Galaxy Digital, a major crypto firm, has pitched a fresh idea to overhaul how Solana decides its token inflation rules. Their plan? A new voting tool called the Multiple Election Stake-Weight Aggregation (MESA) system.
The goal is to help Solana’s validators (the folks who run the network) pick future inflation rates more smoothly—without the usual gridlock.
Right now, Solana’s inflation votes are like a simple yes/no question. For example, the recent SIMD-228 vote asked validators to either accept or reject a specific inflation plan.
But Galaxy argues this “all-or-nothing” approach doesn’t reflect what the community actually wants. People have different opinions, and forcing everyone to agree on one number often leads to stalemates.
How MESA Fixes the Problem:
Instead of voting for a single proposal, MESA lets validators choose from a range of options—like 15%, 20%, or 25% annual inflation rates. The system then calculates a weighted average based on everyone’s votes.
Think of it like a group choosing a pizza topping: instead of arguing between just pepperoni or mushrooms, everyone picks their ideal combo, and the final order mixes the most popular choices.
Galaxy’s team says this keeps Solana’s inflation schedule predictable while better reflecting the community’s collective preferences.
For example, if most validators vote for a 20% rate but some lean toward 25%, the final rate might land at 22.3%. It’s a compromise without the drama.
What Stays the Same?
Solana’s long-term plan to cap inflation at 1.5% yearly remains untouched.

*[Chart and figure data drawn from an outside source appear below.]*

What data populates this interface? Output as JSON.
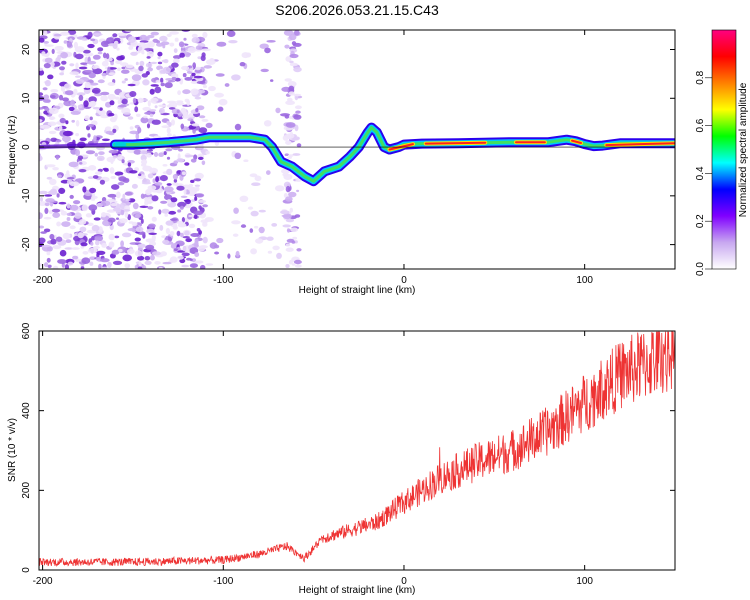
{
  "title": "S206.2026.053.21.15.C43",
  "chart_data": [
    {
      "type": "heatmap",
      "name": "spectrogram",
      "xlabel": "Height of straight line (km)",
      "ylabel": "Frequency (Hz)",
      "xlim": [
        -202,
        150
      ],
      "ylim": [
        -25,
        24
      ],
      "xticks": [
        -200,
        -100,
        0,
        100
      ],
      "yticks": [
        -20,
        -10,
        0,
        10,
        20
      ],
      "colorbar": {
        "label": "Normalized spectral amplitude",
        "range": [
          0,
          1
        ],
        "ticks": [
          0.0,
          0.2,
          0.4,
          0.6,
          0.8
        ],
        "colors": [
          "#ffffff",
          "#c8a8f0",
          "#8000ff",
          "#0000ff",
          "#00ffff",
          "#00ff00",
          "#ffff00",
          "#ff8000",
          "#ff0000",
          "#ff0080"
        ]
      },
      "ridge": {
        "x": [
          -160,
          -150,
          -130,
          -115,
          -108,
          -100,
          -85,
          -77,
          -73,
          -68,
          -62,
          -55,
          -50,
          -44,
          -36,
          -30,
          -25,
          -20,
          -18,
          -15,
          -11,
          -8,
          -3,
          0,
          10,
          30,
          60,
          80,
          90,
          95,
          100,
          105,
          110,
          120,
          150
        ],
        "y": [
          0.5,
          0.5,
          1.0,
          1.5,
          2.0,
          2.0,
          2.0,
          1.5,
          0,
          -3,
          -4,
          -6,
          -7,
          -5,
          -4,
          -2,
          0,
          3,
          4,
          3,
          0,
          -0.5,
          0,
          0.5,
          0.7,
          0.8,
          1.0,
          1.0,
          1.5,
          1.2,
          0.6,
          0.2,
          0.3,
          0.8,
          0.8
        ]
      }
    },
    {
      "type": "line",
      "name": "snr",
      "xlabel": "Height of straight line (km)",
      "ylabel": "SNR (10 * v/v)",
      "xlim": [
        -202,
        150
      ],
      "ylim": [
        0,
        600
      ],
      "xticks": [
        -200,
        -100,
        0,
        100
      ],
      "yticks": [
        0,
        200,
        400,
        600
      ],
      "color": "#ee3333",
      "trend": {
        "x": [
          -202,
          -150,
          -100,
          -80,
          -65,
          -55,
          -45,
          -30,
          -15,
          0,
          20,
          40,
          60,
          80,
          100,
          120,
          150
        ],
        "y": [
          20,
          20,
          25,
          40,
          60,
          30,
          80,
          100,
          120,
          170,
          230,
          270,
          300,
          350,
          420,
          490,
          550
        ]
      }
    }
  ]
}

MESA only changes how fast the network gets to that final rate.
Galaxy shared a mock scenario where validators’ votes could lead to a 30.6% annual deflation rate initially, smoothing out over time.
Importantly, Galaxy isn’t pushing for any specific number. The proposal is neutral, and the team openly invites feedback on details like vote thresholds or how to count votes.
They’ve also clarified that while their staking division could benefit from the outcome, their focus is on improving governance—not favoring a particular rate.
What’s Next?
Solana stakeholders are expected to discuss the idea in-depth over the next few weeks, followed by an official governance vote.
If approved, MESA could set a new standard for how blockchain networks tackle tricky governance debates—replacing “throwing darts at a board” with a system that actually listens to everyone’s voice.